Studies have revealed that race has a direct impact on social stratification. In the United States, historical injustices have transformed into systemic discrimination that negatively affects African Americans and other minority groups. Clair (2020) explains that the challenges that some of these minority groups go through start at the earliest stages of their lives. There is a disproportionately high number of poor black families across the country. Children in such families cannot afford to go to some of the best private schools in the country. If they excel in high school, they are unable to attend top colleges because their families cannot afford the fees, and their race does very little to help in such situation. It means that such individuals start their life at a position of disadvantage.
When it comes to employment, race plays a major role in defining one’s income. Given the fact that blacks have relatively worse educational background than whites because of challenges mentioned above, they are more likely to get lower salaries. Some of them are forced to work for minimum wages because those are the opportunities available to them. Even when an African American is more qualified than a white for a well-paying job, Barr (2019) explains that a firm is more likely to hire a white. Figure 1 below shows the median household income in the country in 2021. Blacks earn the least while whites and Asians earn the highest.

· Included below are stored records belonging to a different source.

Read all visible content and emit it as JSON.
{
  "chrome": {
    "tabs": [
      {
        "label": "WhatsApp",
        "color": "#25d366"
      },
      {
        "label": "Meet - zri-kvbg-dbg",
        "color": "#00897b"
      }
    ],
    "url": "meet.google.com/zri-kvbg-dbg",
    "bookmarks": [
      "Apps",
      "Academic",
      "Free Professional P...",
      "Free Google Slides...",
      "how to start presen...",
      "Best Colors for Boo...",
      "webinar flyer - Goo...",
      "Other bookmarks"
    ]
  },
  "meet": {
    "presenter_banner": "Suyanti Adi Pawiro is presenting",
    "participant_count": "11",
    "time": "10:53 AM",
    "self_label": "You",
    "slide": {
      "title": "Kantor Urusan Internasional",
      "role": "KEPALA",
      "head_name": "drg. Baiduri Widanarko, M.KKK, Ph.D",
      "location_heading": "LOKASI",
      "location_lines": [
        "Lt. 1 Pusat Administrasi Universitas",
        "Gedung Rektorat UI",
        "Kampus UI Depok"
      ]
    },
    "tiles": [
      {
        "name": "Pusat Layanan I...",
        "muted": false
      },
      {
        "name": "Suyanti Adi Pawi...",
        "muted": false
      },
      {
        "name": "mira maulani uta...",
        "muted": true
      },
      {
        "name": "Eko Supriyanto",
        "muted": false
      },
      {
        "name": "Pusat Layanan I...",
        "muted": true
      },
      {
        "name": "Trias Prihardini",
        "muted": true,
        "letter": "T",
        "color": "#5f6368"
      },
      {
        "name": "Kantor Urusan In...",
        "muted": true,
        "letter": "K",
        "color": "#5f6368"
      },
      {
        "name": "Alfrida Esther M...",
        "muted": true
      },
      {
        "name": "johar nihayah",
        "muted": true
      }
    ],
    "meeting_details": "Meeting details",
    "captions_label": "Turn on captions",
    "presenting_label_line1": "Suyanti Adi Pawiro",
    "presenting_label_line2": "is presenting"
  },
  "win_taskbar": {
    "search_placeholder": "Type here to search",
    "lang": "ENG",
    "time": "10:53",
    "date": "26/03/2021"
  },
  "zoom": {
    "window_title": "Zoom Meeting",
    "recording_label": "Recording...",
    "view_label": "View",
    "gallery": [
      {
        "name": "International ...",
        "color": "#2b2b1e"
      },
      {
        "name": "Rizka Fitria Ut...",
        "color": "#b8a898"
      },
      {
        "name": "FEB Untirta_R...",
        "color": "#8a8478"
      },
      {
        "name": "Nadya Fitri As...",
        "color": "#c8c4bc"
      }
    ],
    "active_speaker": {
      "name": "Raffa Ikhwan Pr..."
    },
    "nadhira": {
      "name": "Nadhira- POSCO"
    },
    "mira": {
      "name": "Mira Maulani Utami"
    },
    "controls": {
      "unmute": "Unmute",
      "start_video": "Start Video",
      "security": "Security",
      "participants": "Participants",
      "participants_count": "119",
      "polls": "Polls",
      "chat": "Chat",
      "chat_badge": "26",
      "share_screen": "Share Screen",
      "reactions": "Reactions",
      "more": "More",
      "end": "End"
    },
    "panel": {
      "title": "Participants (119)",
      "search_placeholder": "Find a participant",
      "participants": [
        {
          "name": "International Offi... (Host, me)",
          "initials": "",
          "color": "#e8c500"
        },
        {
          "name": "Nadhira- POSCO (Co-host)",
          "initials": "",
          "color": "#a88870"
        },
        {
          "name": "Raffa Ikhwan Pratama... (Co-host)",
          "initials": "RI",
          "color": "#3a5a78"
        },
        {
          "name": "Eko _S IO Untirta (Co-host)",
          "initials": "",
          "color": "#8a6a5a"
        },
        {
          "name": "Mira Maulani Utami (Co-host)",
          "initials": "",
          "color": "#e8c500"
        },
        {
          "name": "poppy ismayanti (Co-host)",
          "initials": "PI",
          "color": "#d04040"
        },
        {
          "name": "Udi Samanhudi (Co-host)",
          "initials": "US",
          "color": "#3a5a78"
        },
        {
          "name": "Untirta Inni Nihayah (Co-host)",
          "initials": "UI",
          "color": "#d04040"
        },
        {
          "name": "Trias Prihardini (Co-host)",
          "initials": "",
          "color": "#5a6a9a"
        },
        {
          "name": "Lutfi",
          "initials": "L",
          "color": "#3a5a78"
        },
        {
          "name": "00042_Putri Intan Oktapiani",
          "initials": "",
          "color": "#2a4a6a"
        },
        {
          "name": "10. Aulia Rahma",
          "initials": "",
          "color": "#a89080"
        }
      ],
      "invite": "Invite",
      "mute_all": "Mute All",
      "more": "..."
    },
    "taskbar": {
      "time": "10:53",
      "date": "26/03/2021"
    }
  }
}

The type of jobs that is available for the blacks pay so poorly, which explains why their median household income is lowest of all the racial groups. The researcher was also interested in determining the racial wealth gap to confirm the claim that African Americans are disadvantaged. Figure 1 below shows the average wealth in the United States by race. It shows that the average wealth of blacks is 4.47% that of whites in the country. It reaffirms the claim that race has a direct relationship with one’s social class in this country.
Various sociological concepts can help understand the genesis of the relationship between race and class. One of the popular concepts that have been used to explain this relationship is racism. According to Rattansi (2020) racism refers to discrimination and prejudice against a person or a community based on the belief that different races have varying qualities, characteristics, and capabilities. In the United States, there is an inherent belief that whites are superior to blacks primarily because of the difference in skin color. Although such beliefs are not true, they form the foundation why whites are more likely to be offered better employment opportunities. Dunn (2019) explains that such misconceptions have been used to deny African Americans the best opportunities in college and in workplaces. The problem is that some employers are so convinced about these misleading beliefs that they are unwilling to offer blacks an opportunity to prove their worth. Others feel that their organization can only be acceptable to a wider audience in the country if it is represented by whites.
Social stratification is another concept that can help in explaining the class gap between people of different races. Kohn (2019) defines social stratification as a way of ranking people in the society in terms of power, prestige, or wealth. The United States abolished slavery on December 6, 1865, about 157 years ago (Bulla, 2020). At that time, whites were at the top of the social strata as they were the owners of means of wealth creation. At the bottom of the pyramid were the blacks, who at that time were slaves. Although slavery and slave trade was abolished in the country, nothing was done to change the social stratification that had developed. To the contrary, there have been deliberate measures taken, some of which are government policies and practices such as police brutality and unfair justice system, meant to disenfranchise blacks and ensure that they remain at the bottom of the social strata. Although they are no longer slaves, their race makes it difficult to rise to the same class as whites.
The United States can only achieve true peace and tranquility in its social system if race is viewed as a normal and unavoidable factor in a diversified community that should not be considered a divisive factor. The concept of social change can help in addressing this historical problem in the country. Dunn (2019) defines social change as an alteration of a society’s social order, which include a change in social behavior, social relations, and in social institutions. It starts by acknowledging that there is a challenge in the current system that requires a change. The American society should acknowledge that the current relationship between race and class is a problem that needs to be addressed. The society should then find ways of bridging the gap and ensuring that every citizen has equal access to opportunities. Strategies used should promote social cohesion as opposed to approaches that entrench divisiveness in the country.
Barr, D. A. (2019). Health disparities in the United States: Social class race ethnicity and the social determinants of health. Johns Hopkins University Press.
Bulla, D. W. (2020). Why slavery endures its past present and future. Cambridge Scholars.
Clair, M. K. (2020). Privilege and punishment: How race and class matter in criminal court. Princeton University Press.
Dunn, A. (2019). Holistic healing: Theories practices and social change. Canadian Scholars.
Kohn, M. L. (2019). The development of a theory of social structure and personality. Union Bridge Books.
Luhby, T. (2012). Worsening wealth inequality by race. CNN Money. Web.
Rattansi, A. (2020). Racism: A very short introduction. Oxford University Press.
Statista. (2022). Median household income in the United States in 2021, by race or ethnic group (in U.S. dollars). Statista. Web.